HUNTING THE FOX
It is a little wrong about the poetry, but it is a very binding promise. They all repeated it, down to H. O.
"Now then," Dicky said, "what's up?"
Oswald, in proud silence, drew the pistol from his breast and held it out, and there was a murmur of awful amazement and respect from every one of the council. The pistol was not loaded, so we let even the girls have it to look at.
And then Dicky said, "Let's go hunting."
And we decided that we would. H. O. wanted to go down to the village and get penny horns at the shop for the huntsmen to wind, like in the song, but we thought it would be more modest not to wind horns or anything noisy, at any rate not until we had run down our prey.
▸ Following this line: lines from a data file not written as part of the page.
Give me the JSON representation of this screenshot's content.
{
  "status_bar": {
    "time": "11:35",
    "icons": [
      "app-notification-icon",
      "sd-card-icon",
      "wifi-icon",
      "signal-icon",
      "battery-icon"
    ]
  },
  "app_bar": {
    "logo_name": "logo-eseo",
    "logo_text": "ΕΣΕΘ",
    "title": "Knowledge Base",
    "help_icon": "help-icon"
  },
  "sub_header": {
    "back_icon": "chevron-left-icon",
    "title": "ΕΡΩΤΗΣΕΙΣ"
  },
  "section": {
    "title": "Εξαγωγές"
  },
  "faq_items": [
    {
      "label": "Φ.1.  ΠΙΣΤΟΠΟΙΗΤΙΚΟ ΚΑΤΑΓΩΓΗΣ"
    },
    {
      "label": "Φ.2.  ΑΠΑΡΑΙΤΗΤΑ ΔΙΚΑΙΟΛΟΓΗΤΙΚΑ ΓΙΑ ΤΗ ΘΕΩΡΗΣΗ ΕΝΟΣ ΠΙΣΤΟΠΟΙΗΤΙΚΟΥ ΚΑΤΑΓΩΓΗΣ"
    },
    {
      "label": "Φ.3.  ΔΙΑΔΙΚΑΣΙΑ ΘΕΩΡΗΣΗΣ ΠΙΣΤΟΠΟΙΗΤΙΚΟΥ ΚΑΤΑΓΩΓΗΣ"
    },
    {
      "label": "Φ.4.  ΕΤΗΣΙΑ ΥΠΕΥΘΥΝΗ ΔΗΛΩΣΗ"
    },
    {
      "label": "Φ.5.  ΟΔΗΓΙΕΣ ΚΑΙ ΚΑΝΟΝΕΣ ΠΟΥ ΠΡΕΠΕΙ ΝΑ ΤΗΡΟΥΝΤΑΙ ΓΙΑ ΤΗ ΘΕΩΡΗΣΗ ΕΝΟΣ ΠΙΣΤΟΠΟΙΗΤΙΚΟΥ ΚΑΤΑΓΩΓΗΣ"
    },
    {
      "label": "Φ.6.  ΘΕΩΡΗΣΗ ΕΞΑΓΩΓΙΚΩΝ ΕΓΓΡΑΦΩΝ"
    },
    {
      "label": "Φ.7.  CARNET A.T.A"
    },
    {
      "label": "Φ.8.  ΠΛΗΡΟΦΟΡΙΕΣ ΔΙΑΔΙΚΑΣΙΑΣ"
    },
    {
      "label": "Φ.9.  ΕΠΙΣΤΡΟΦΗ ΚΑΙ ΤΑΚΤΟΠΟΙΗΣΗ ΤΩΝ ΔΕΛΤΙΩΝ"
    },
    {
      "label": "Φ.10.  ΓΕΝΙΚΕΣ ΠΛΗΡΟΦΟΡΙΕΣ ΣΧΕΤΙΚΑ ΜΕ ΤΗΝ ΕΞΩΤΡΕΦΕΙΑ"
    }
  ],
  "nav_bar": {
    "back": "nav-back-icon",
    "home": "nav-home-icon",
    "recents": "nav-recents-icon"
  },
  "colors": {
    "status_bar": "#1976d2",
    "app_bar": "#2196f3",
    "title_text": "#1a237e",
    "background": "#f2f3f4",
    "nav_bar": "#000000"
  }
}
But his talking of the song made us decided that it was the fox we wanted to hunt. We had not been particular which animal we hunted before that.
Oswald let Denny have first go with the pistol, and when we went to bed he slept with it under his pillow, but not loaded, for fear he should have a nightmare and draw his fell weapon before he was properly awake.
Oswald let Denny have it, because Denny had toothache, and a pistol is consoling though it does not actually stop the pain of the tooth. The toothache got worse, and Albert's uncle looked at it, and said it was very loose, and Denny owned he had tried to crack a peach-stone with it. Which accounts. He had creosote and camphor, and went to bed early, with his tooth tied up in red flannel.